One of two convicted murderers of a 21-year-old college student on the island of Rhodes, a case that shocked the country in late November 2018, has been ordered to pay nearly one million euros in damages to the victim’s close relatives.
The closely watched decision was issued by a single-justice first instance court on the large Dodecanese Island and will almost certainly be appealed. At the same time, similar rulings adjudicating punitive damages in favor of victims and the relatives of victims have traditionally been difficult to collect in Greece in the past.
Eleni Topaloudi, a native of the Evros prefecture in northeast Greece, was sexually assaulted and tortured for up to three hours by two young men, a native of Rhodes and an Albanian national, on the evening Nov. 28. She was severely injured after repeatedly being hit by a blunt object to the head and dumped – while still barely alive – into the sea from a cliffside. Coroners ruled that she died from drowning, although she may not have survived her serious cranial injuries.
Both men, Manolis Koukouras, who was 21 at the time of the murder, and Alexandros Lujai, who was 19 at the time, were convicted in successive trials, with no extenuating circumstances acknowledged at any instance.
The lawsuit, with Eleni Topaloudi’s parents as the main plaintiffs, demanded damages for the immense emotional distressed they suffered and suffer, according to reports. The suit also cites the “unprecedented violent acts {that transpired} … and the deceit and methodical nature with which the perpetrators tried to conceal their criminal actions.”
The plaintiffs have also filed legal action citing liability on the part of the assailants’ fathers for improper supervision, as they claim, of their sons when they were minors (18 and under) and despite instances of repeated juvenile delinquency.
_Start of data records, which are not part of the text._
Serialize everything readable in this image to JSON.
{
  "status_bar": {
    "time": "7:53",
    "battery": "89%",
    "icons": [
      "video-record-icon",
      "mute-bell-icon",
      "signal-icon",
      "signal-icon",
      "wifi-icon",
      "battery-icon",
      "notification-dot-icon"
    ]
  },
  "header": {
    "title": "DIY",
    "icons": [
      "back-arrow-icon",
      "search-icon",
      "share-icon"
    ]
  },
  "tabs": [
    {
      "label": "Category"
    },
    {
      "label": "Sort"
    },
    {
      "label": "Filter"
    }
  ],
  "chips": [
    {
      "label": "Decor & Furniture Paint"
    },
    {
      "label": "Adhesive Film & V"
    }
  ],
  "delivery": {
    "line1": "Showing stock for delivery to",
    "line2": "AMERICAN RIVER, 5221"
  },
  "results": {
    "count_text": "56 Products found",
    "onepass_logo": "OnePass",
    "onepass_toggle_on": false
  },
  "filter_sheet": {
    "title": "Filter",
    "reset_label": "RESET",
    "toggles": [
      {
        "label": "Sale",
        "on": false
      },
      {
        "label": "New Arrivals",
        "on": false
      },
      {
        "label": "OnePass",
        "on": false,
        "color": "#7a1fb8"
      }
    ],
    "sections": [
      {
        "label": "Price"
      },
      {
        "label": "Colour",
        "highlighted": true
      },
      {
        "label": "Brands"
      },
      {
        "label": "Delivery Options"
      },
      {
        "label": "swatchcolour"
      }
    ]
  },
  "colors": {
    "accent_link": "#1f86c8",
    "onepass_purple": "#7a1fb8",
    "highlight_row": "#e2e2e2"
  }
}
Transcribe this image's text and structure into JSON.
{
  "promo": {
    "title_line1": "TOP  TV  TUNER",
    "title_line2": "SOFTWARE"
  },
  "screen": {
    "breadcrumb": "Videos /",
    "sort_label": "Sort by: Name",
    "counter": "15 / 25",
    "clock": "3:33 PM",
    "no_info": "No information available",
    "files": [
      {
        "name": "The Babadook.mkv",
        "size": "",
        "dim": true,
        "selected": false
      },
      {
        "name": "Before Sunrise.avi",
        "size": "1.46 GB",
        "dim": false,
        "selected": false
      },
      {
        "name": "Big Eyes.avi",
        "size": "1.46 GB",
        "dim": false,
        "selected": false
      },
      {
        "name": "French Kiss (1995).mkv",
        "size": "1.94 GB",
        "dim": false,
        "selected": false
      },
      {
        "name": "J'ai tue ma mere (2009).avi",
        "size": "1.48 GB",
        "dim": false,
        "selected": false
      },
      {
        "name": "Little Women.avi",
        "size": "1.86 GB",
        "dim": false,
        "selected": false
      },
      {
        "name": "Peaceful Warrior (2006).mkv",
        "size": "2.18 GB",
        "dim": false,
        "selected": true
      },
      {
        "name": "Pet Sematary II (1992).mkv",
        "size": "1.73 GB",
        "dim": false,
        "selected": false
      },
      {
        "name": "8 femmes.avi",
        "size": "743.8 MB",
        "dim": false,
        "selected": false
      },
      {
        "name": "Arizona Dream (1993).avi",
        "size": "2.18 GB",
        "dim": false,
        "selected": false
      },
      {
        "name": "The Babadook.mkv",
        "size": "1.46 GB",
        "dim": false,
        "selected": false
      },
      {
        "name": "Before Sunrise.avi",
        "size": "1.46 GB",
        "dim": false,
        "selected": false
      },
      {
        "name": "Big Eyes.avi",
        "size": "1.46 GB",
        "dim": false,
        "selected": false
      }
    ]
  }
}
The Topaloudi family has also accused the fathers of the two perpetrators of attempting to cover up the rape-murder.
One of the two convicted men faced the specific civil litigation as a defendant, as the same court ruled that the other man and his father had not been properly subpoenaed. As such, a second lawsuit will have to be filed to seek damages.
The sentence handed down to the two assailants was life in prison plus 15 years, although a “life sentence” under the current Greek penal code does not translate into incarceration until death without the prospect of release, despite recent revisions after 2019 allowing for stricter sentences and parole conditions.